The unique needs of the Canadian market were reflected in the latest addenda to the Leadership in Energy and Environmental Design (LEED) rating system. They include an alternative compliance pathway (ACP) that shifts the focus from energy cost to energy usage.
The LEED v4 and LEED v4.1 zEPI Pilot ACP was accepted by the U.S. Green Building Council (USGBC), LEED’s governing body, before being included in the most recent addenda. It follows over a year of effort by the Canada Green Building Council (CaGBC) its Technical Advisory Group (TAG) and Steering Committee volunteers as well as key stakeholders.
“The Canadian building sector operates in an evolving market driven by changing climate change policy and regulation,” said Mark Hutchinson, Vice President of Green Building Programs at CaGBC. “The ACP process enables us to identify and research approaches that evolve LEED for the needs of the Canadian market and deliver on more efficient, climate-resilient buildings.”
As an option, LEED projects can now use reductions in energy consumption and GHG emissions to evaluate energy performance by leveraging the Zero Energy Performance Index (zEPI) calculation methodology.

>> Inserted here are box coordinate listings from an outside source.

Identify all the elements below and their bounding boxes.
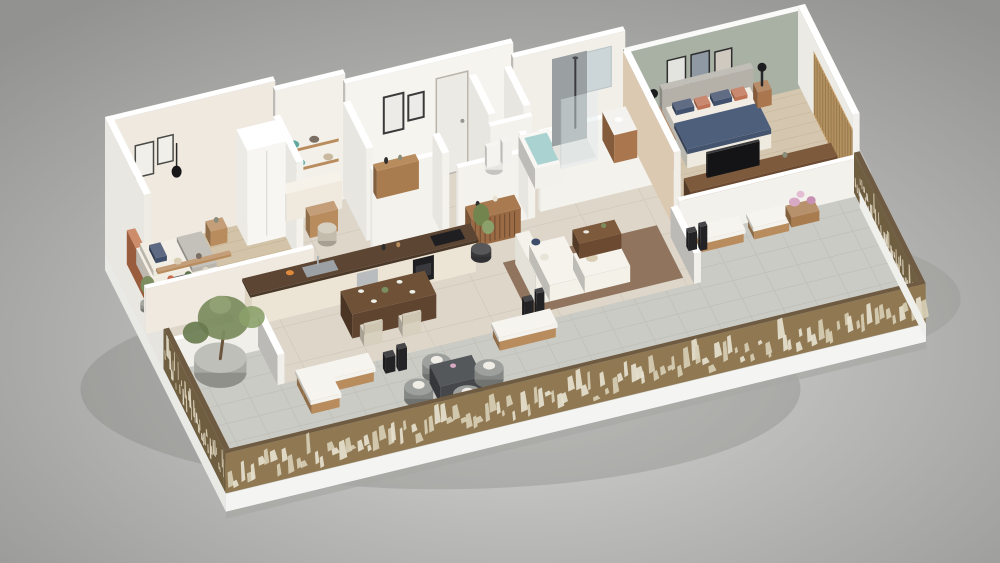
- kitchen-plant-pot: [471, 243, 491, 263]
- terrace-lantern-a: [383, 350, 396, 374]
- utility-basket: [323, 153, 333, 160]
- hydrangea-pink-1: [789, 197, 800, 206]
- sideboard-decor-light: [493, 196, 498, 202]
- console-decor-dark: [384, 157, 388, 164]
- pendant-lamp-black: [172, 166, 182, 178]
- sofa-cushion-white: [540, 254, 549, 261]
- outdoor-cushion-east: [483, 362, 495, 370]
- kitchen-jar-dark: [382, 244, 386, 250]
- floorplan-stage: [0, 0, 1000, 563]
- bedroom1-art-frame-2: [158, 135, 173, 165]
- outdoor-table-flowers: [450, 363, 456, 367]
- dining-centerpiece-plant: [381, 287, 388, 293]
- dinner-plate-3: [371, 299, 377, 303]
- apartment-3d-render: [0, 0, 1000, 563]
- hall-art-frame-1: [384, 93, 404, 134]
- terrace-lantern-right-1: [686, 226, 697, 251]
- console-decor-vase: [398, 155, 402, 161]
- master-lamp-right-shade: [758, 63, 767, 72]
- hydrangea-pink-3: [797, 191, 805, 198]
- wc-basin: [500, 136, 511, 165]
- utility-basket-gray: [309, 136, 319, 143]
- olive-foliage-left: [183, 322, 209, 344]
- wall-hall-return: [433, 133, 450, 236]
- olive-foliage-right: [239, 306, 265, 328]
- hydrangea-pink-2: [807, 196, 816, 204]
- fruit-bowl-oranges: [286, 270, 294, 275]
- shower-head: [572, 56, 578, 59]
- shelf-books-beige: [174, 258, 182, 265]
- kitchen-plant-mid: [482, 220, 494, 234]
- shower-glass: [561, 91, 598, 169]
- wardrobe: [236, 120, 285, 246]
- terrace-lantern-right-2: [698, 221, 707, 251]
- dinner-plate-4: [409, 290, 415, 294]
- vanity-sink: [615, 117, 623, 122]
- kitchen-jar-wood: [396, 242, 400, 247]
- coffee-table-plant: [601, 223, 606, 228]
- outdoor-cushion-west: [413, 381, 425, 389]
- nightstand-vase: [214, 217, 219, 223]
- shelf-books-brown: [196, 253, 202, 259]
- entry-door-handle: [460, 119, 464, 123]
- dinner-plate-1: [358, 289, 364, 293]
- olive-foliage-top: [209, 296, 231, 314]
- terrace-lantern-b: [396, 343, 407, 372]
- wc-cistern: [485, 141, 500, 168]
- media-decor-vase: [782, 152, 787, 158]
- dinner-plate-2: [397, 280, 403, 284]
- sofa-cushion-navy: [531, 238, 540, 245]
- utility-chair: [318, 222, 337, 246]
- coffee-table-books: [583, 230, 589, 233]
- hall-art-frame-2: [408, 92, 423, 121]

With this new ACP, projects can use any version of the National Energy Code of Canada for Buildings (NECB) or ASHRAE 90.1 cited by the local authority and avoid the need to perform additional energy modelling under a different standard or version.

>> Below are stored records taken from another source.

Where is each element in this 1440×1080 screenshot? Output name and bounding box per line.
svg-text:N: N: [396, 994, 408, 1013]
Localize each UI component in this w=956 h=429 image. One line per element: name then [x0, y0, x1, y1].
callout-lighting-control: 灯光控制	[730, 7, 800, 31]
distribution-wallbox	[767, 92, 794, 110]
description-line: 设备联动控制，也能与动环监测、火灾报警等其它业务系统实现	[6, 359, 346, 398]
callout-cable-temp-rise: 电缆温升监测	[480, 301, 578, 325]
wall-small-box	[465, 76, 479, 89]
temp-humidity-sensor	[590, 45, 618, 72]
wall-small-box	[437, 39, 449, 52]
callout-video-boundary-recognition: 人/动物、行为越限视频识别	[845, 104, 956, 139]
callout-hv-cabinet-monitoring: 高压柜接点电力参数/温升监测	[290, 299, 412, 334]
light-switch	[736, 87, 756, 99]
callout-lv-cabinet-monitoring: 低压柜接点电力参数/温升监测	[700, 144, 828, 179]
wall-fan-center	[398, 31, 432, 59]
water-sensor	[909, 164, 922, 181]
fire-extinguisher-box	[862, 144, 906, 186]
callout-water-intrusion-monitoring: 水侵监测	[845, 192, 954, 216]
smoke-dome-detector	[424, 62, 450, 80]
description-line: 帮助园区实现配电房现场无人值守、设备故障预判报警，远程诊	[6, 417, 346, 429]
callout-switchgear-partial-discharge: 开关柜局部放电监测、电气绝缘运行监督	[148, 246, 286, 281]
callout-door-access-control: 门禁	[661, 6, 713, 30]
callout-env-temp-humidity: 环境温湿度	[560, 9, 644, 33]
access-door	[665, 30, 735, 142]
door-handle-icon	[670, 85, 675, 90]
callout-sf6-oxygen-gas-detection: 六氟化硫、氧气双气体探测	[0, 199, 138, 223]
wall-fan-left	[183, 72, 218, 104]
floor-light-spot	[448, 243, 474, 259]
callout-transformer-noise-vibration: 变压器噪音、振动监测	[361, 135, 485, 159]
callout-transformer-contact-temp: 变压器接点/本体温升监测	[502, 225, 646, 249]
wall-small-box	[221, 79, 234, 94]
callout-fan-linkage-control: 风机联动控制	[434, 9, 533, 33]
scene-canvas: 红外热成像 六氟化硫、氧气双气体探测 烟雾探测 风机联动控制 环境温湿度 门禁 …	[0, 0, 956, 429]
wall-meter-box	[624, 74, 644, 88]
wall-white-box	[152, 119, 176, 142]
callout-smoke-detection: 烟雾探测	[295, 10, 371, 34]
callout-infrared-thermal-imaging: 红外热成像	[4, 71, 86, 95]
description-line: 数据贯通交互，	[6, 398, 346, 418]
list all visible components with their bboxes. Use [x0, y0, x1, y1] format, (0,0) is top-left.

By shifting focus to energy consumption rather than energy cost, projects can avoid distortions caused by differences in fuel costs. Taken together, energy consumption and GHG metrics will help incentivize efficient, low-carbon designs and align LEED with Canadian market conditions and requirements.
It is anticipated that these addenda, including this ACP, represent the last significant updates to LEED v4.1 BD+C and ID+C before going to ballot, likely in 2021.